Joseph P. Duenas, counsel for the logistics office, declined to provide the contracts, saying they "involve national security information that is classified."
The secrecy surrounding the deals makes it unclear why NELO issued them, but one reason may be the office's anonymity -- the agency is so buried within the Pentagon bureaucracy that some career Navy officials have never heard of it.
John Hutson, a retired rear admiral who was the Navy's Judge Advocate General from 1997 to 2000 and is critical of the Bush administration's detainee policies, said he was not familiar with NELO. Told of its activities, Hutson said NELO employees could be held liable if they knew the planes would be used for renditions. Human rights lawyers allege rendition flights violate criminal law.
The office has been around since the mid-1970s, according to a former employee who spoke on condition of anonymity because NELO's activities are secret. NELO operates under different names: it's also known as the Navy's Office of Special Projects and its San Diego location is called the Navy Regional Plant Equipment Office.
None of those names is listed in the U.S. Government Manual, the official compilation of federal departments, agencies and offices. A man who answered the phone at NELO's Arlington office refused to give his name or the agency's address, suggesting it may be classified.
In court documents filed in the case of a fired Office of Special Projects whistleblower, government attorneys described the agency's principal function as "the conduct of foreign intelligence or counterintelligence activities."
The AP learned of the airplane contracts through a Freedom of Information Act request that focused on a different subject -- permits granted to all 10 aviation companies that let them land at any Navy base worldwide.
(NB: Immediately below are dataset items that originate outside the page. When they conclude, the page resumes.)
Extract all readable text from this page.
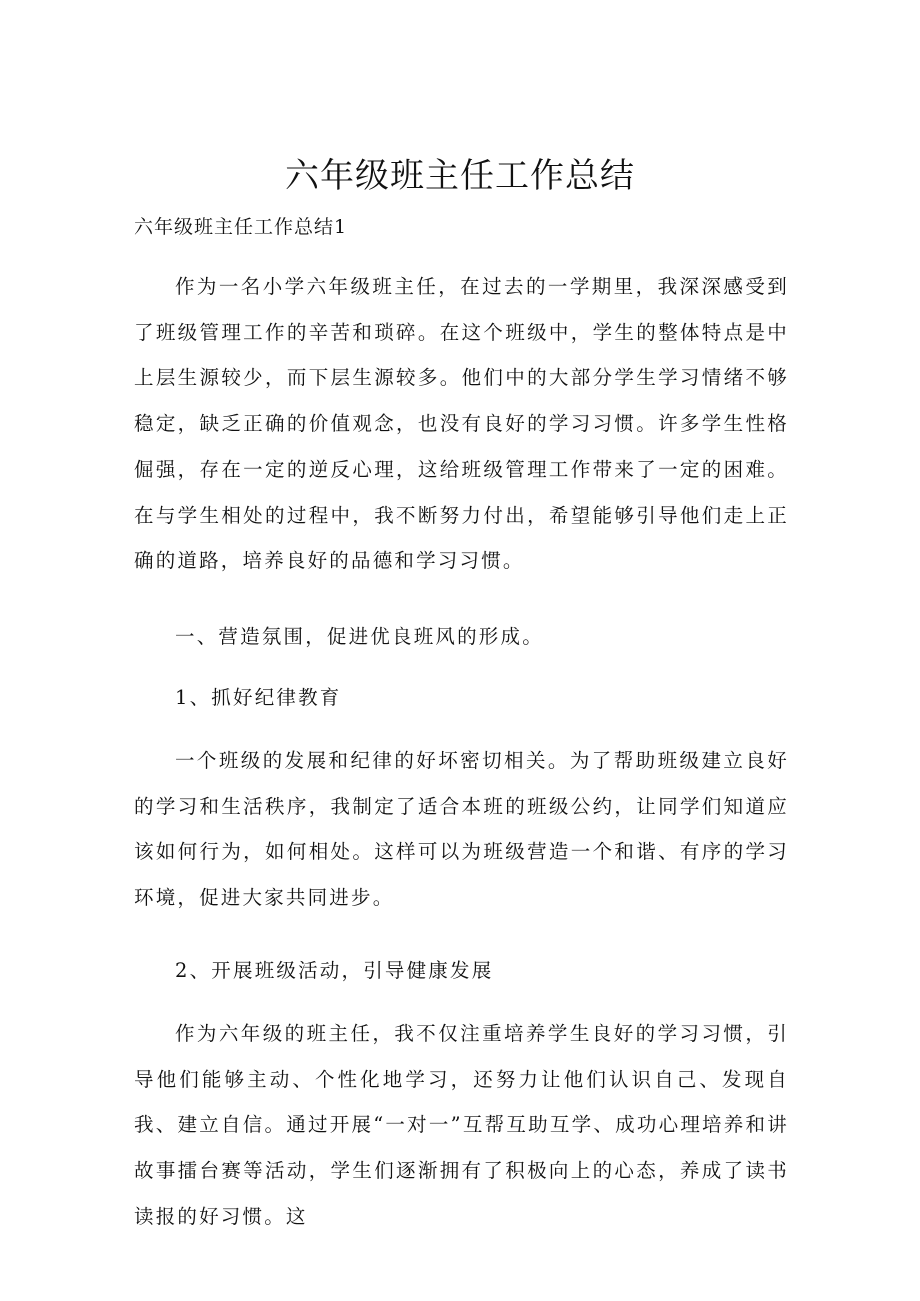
六年级班主任工作总结

六年级班主任工作总结1

作为一名小学六年级班主任，在过去的一学期里，我深深感受到了班级管理工作的辛苦和琐碎。在这个班级中，学生的整体特点是中上层生源较少，而下层生源较多。他们中的大部分学生学习情绪不够稳定，缺乏正确的价值观念，也没有良好的学习习惯。许多学生性格倔强，存在一定的逆反心理，这给班级管理工作带来了一定的困难。在与学生相处的过程中，我不断努力付出，希望能够引导他们走上正确的道路，培养良好的品德和学习习惯。

一、营造氛围，促进优良班风的形成。

1、抓好纪律教育

一个班级的发展和纪律的好坏密切相关。为了帮助班级建立良好的学习和生活秩序，我制定了适合本班的班级公约，让同学们知道应该如何行为，如何相处。这样可以为班级营造一个和谐、有序的学习环境，促进大家共同进步。

2、开展班级活动，引导健康发展

作为六年级的班主任，我不仅注重培养学生良好的学习习惯，引导他们能够主动、个性化地学习，还努力让他们认识自己、发现自我、建立自信。通过开展“一对一”互帮互助互学、成功心理培养和讲故事擂台赛等活动，学生们逐渐拥有了积极向上的心态，养成了读书读报的好习惯。这
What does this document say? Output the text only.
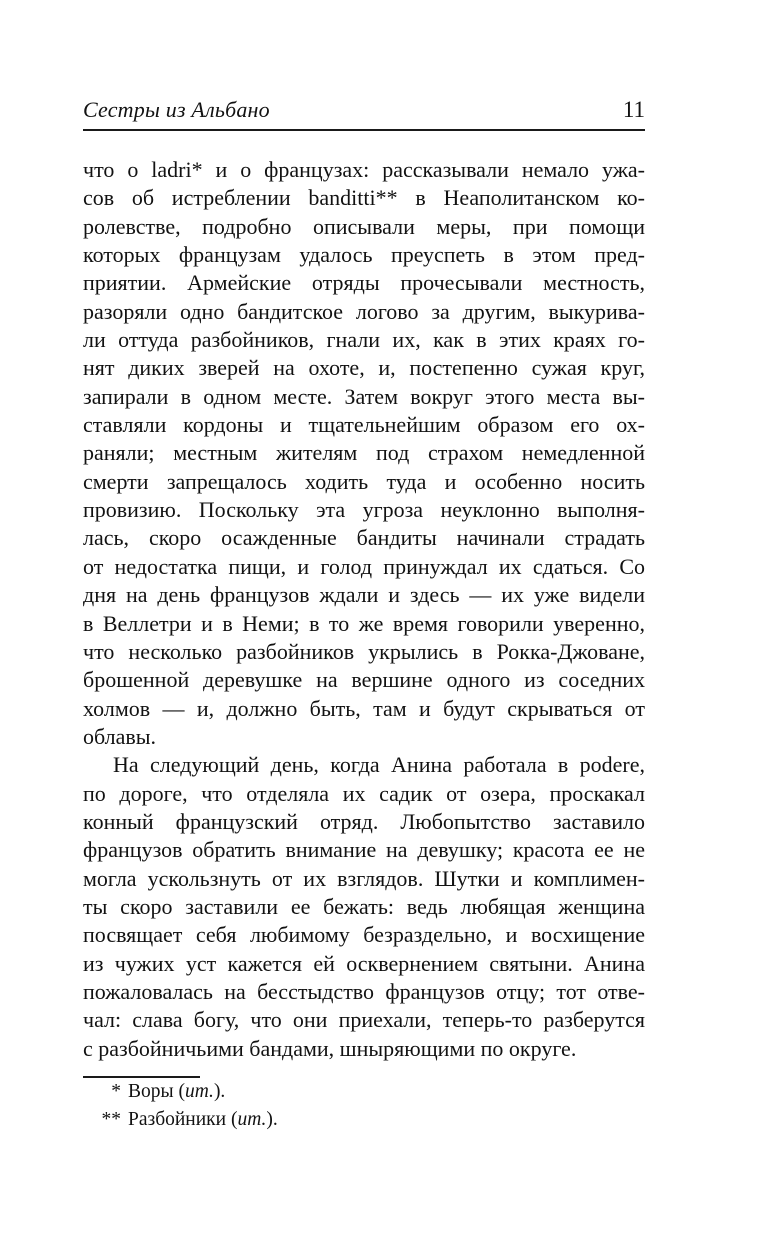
Сестры из Альбано	11
что о ladri* и о французах: рассказывали немало ужа-
сов об истреблении banditti** в Неаполитанском ко-
ролевстве, подробно описывали меры, при помощи
которых французам удалось преуспеть в этом пред-
приятии. Армейские отряды прочесывали местность,
разоряли одно бандитское логово за другим, выкурива-
ли оттуда разбойников, гнали их, как в этих краях го-
нят диких зверей на охоте, и, постепенно сужая круг,
запирали в одном месте. Затем вокруг этого места вы-
ставляли кордоны и тщательнейшим образом его ох-
раняли; местным жителям под страхом немедленной
смерти запрещалось ходить туда и особенно носить
провизию. Поскольку эта угроза неуклонно выполня-
лась, скоро осажденные бандиты начинали страдать
от недостатка пищи, и голод принуждал их сдаться. Со
дня на день французов ждали и здесь — их уже видели
в Веллетри и в Неми; в то же время говорили уверенно,
что несколько разбойников укрылись в Рокка-Джоване,
брошенной деревушке на вершине одного из соседних
холмов — и, должно быть, там и будут скрываться от
облавы.
На следующий день, когда Анина работала в podere,
по дороге, что отделяла их садик от озера, проскакал
конный французский отряд. Любопытство заставило
французов обратить внимание на девушку; красота ее не
могла ускользнуть от их взглядов. Шутки и комплимен-
ты скоро заставили ее бежать: ведь любящая женщина
посвящает себя любимому безраздельно, и восхищение
из чужих уст кажется ей осквернением святыни. Анина
пожаловалась на бесстыдство французов отцу; тот отве-
чал: слава богу, что они приехали, теперь-то разберутся
с разбойничьими бандами, шныряющими по округе.
* Воры (ит.).
** Разбойники (ит.).
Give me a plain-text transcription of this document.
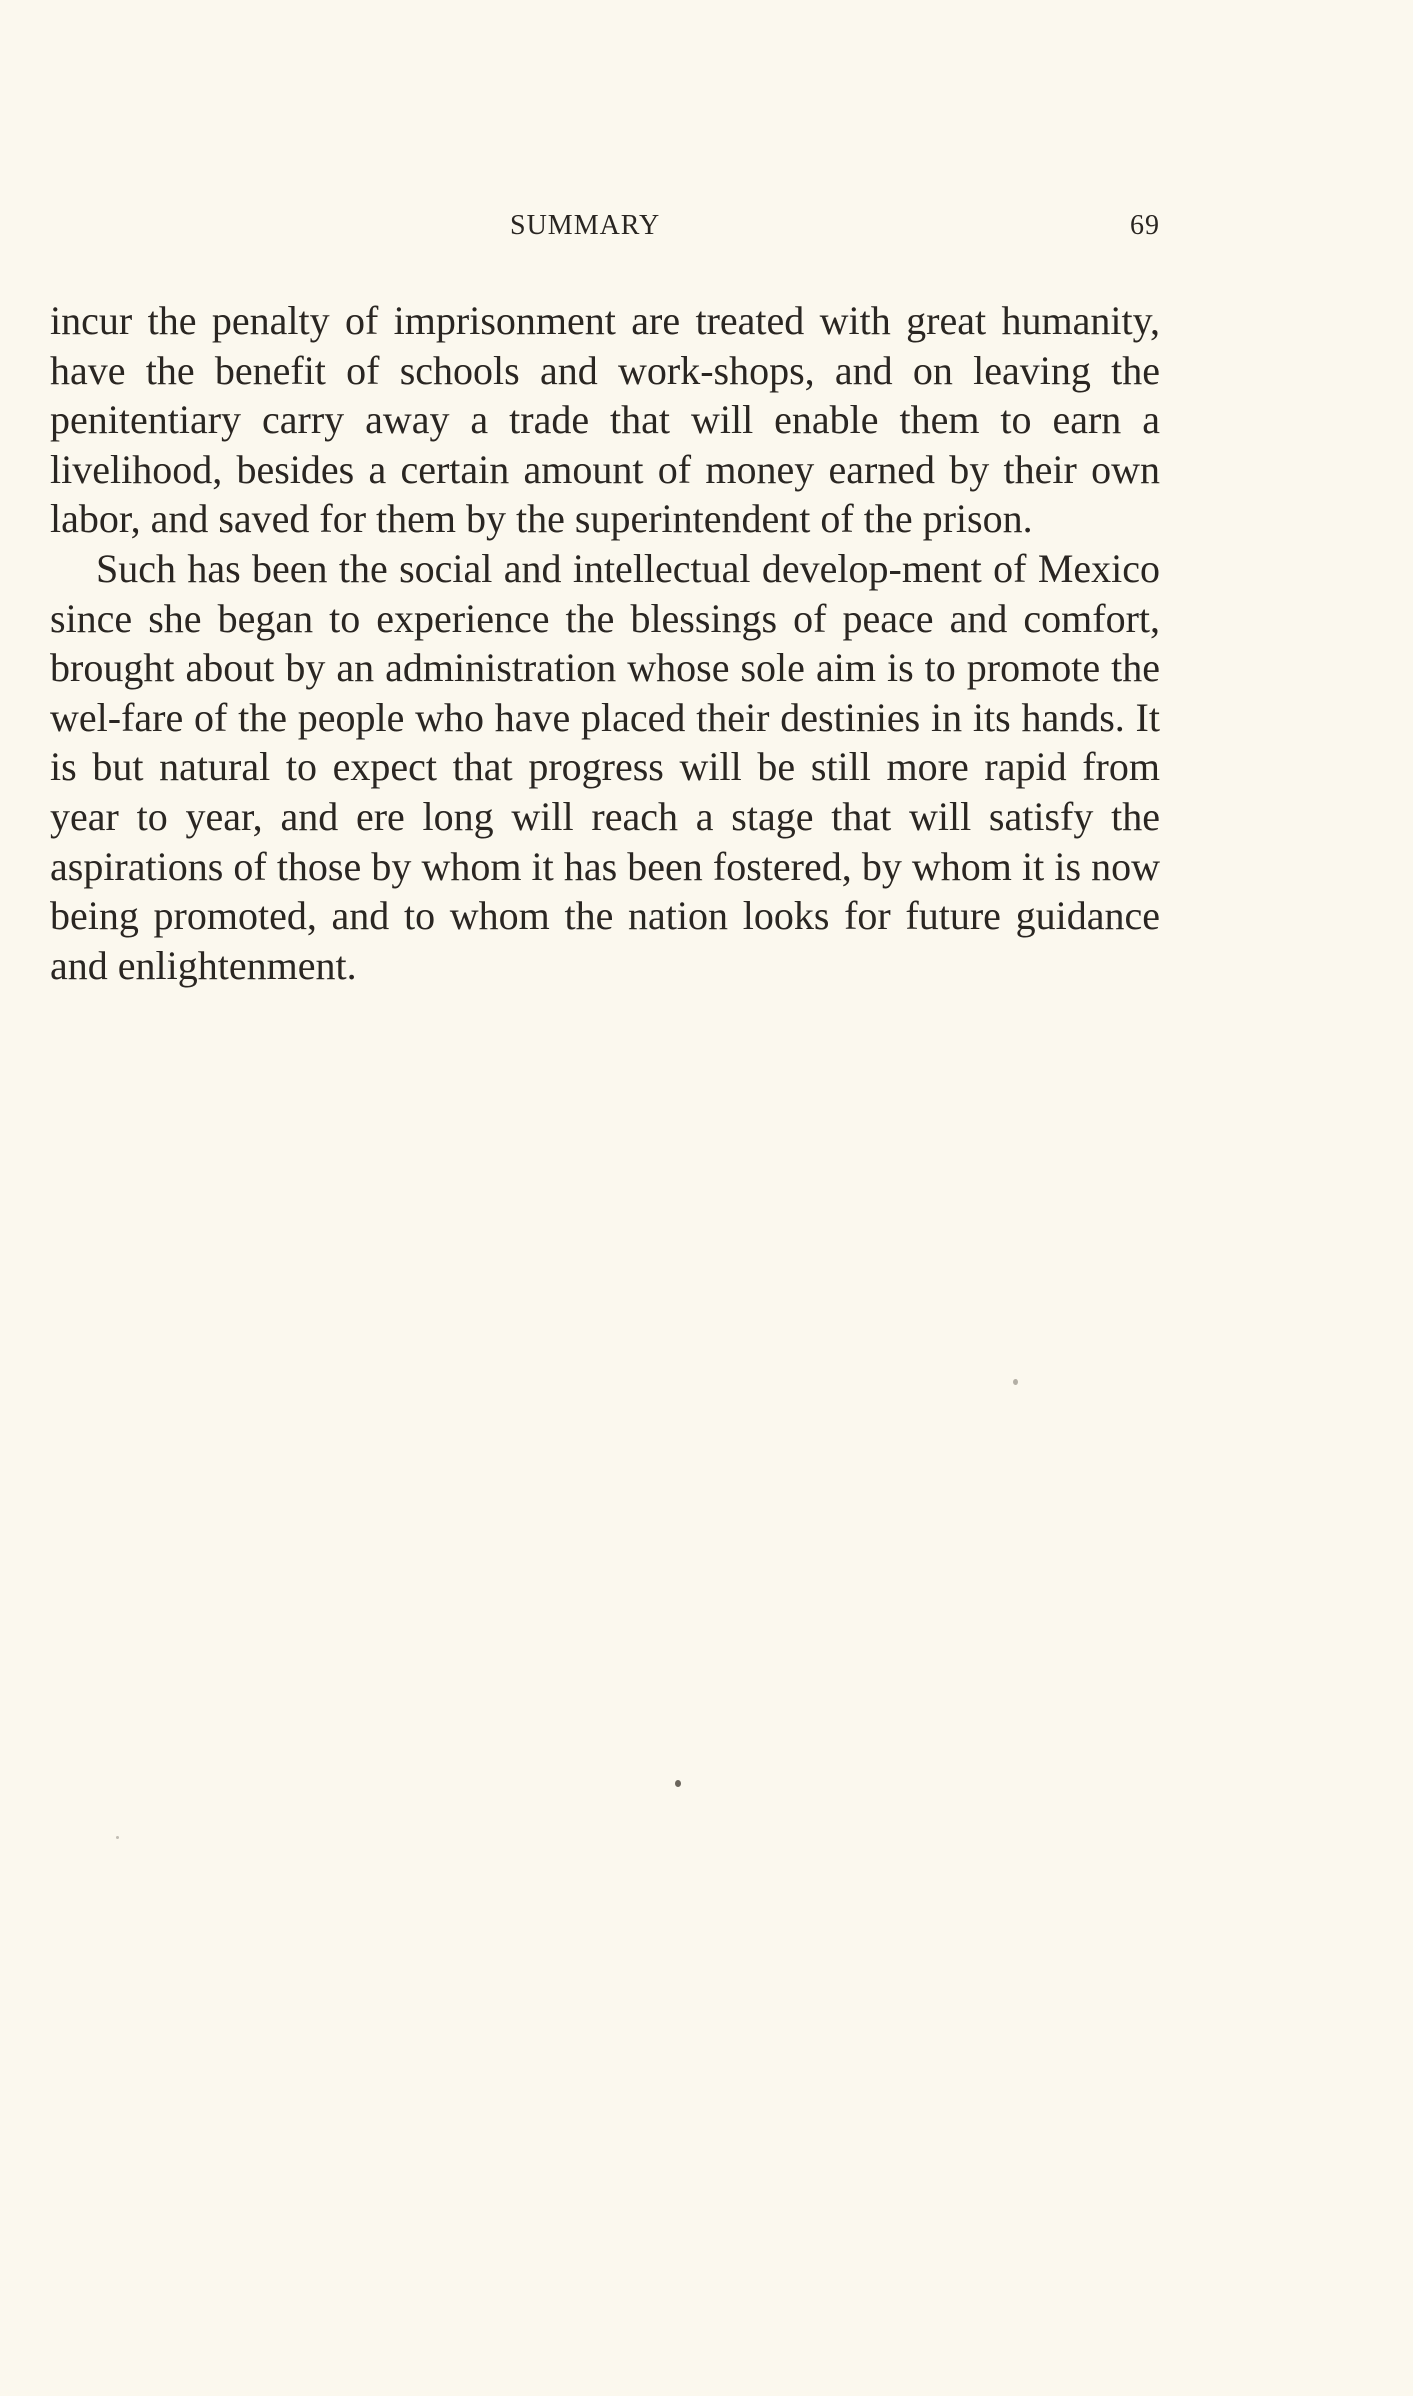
SUMMARY	69

incur the penalty of imprisonment are treated with great humanity, have the benefit of schools and work-shops, and on leaving the penitentiary carry away a trade that will enable them to earn a livelihood, besides a certain amount of money earned by their own labor, and saved for them by the superintendent of the prison.

Such has been the social and intellectual develop-ment of Mexico since she began to experience the blessings of peace and comfort, brought about by an administration whose sole aim is to promote the wel-fare of the people who have placed their destinies in its hands. It is but natural to expect that progress will be still more rapid from year to year, and ere long will reach a stage that will satisfy the aspirations of those by whom it has been fostered, by whom it is now being promoted, and to whom the nation looks for future guidance and enlightenment.
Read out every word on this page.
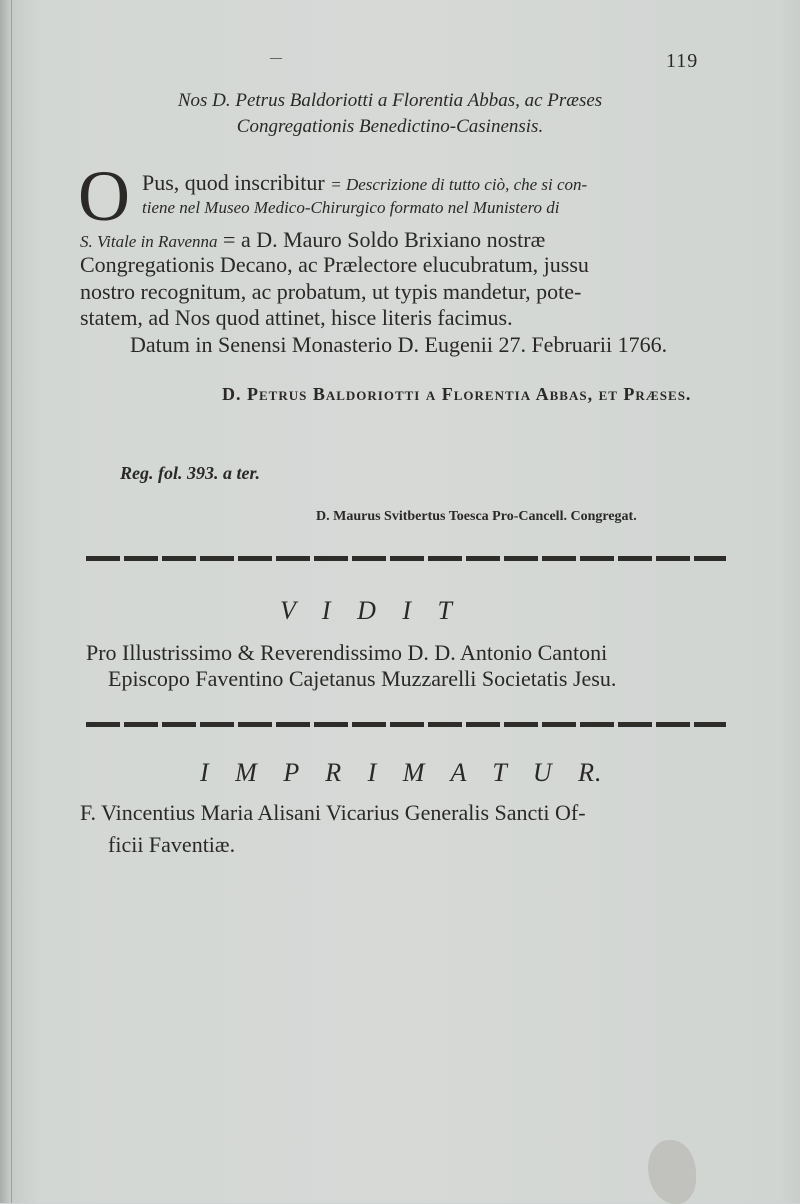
119
Nos D. Petrus Baldoriotti a Florentia Abbas, ac Præses
Congregationis Benedictino-Casinensis.
O Pus, quod inscribitur = Descrizione di tutto ciò, che si con-
tiene nel Museo Medico-Chirurgico formato nel Munistero di
S. Vitale in Ravenna = a D. Mauro Soldo Brixiano nostræ
Congregationis Decano, ac Prælectore elucubratum, jussu
nostro recognitum, ac probatum, ut typis mandetur, pote-
statem, ad Nos quod attinet, hisce literis facimus.
Datum in Senensi Monasterio D. Eugenii 27. Februarii 1766.
D. Petrus Baldoriotti a Florentia Abbas, et Præses.
Reg. fol. 393. a ter.
D. Maurus Svitbertus Toesca Pro-Cancell. Congregat.
V I D I T
Pro Illustrissimo & Reverendissimo D. D. Antonio Cantoni
Episcopo Faventino Cajetanus Muzzarelli Societatis Jesu.
I M P R I M A T U R.
F. Vincentius Maria Alisani Vicarius Generalis Sancti Of-
ficii Faventiæ.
The permits list planes operated by the companies and a contract number issued by NELO. The numbers provide some details about the contracts, including when they were issued, but do not say when they expire. In the documents the AP reviewed, contracts were issued in 2001 and 2002 and were cited on landing permits issued in 2004. The NELO contract numbers also appear on permits issued in 2003 and 2004 that allowed seven of the companies to buy fuel at military bases worldwide.
The permits list 31 planes under NELO contract other than the two Gulfstreams. They include a small Cessna; three huge Lockheed Hercules cargo planes; a Gulfstream 1159a; a Lear Jet 35A; a DC-3; two Boeing 737s; and a 53-passenger DeHavilland DH-8 photographed by plane spotters in Afghanistan.
Ownership of the planes is shielded behind a maze of paperwork and elusive executives.
James J. Kershaw is listed as president of three of the companies, located in Massachusetts, Tennessee and North Carolina. Two other companies share the same vice president, Colleen Bornt. Extensive public record searches could not locate either of them.
Record searches also failed to turn up information on Leonard T. Bayard, whose firm bought Premier Executive Transport Services' Gulfstream. The address of Bayard's firm is the Portland, Ore., office of attorney Scott Caplan.
Asked if his client is a real person, Caplan replied: "No comment."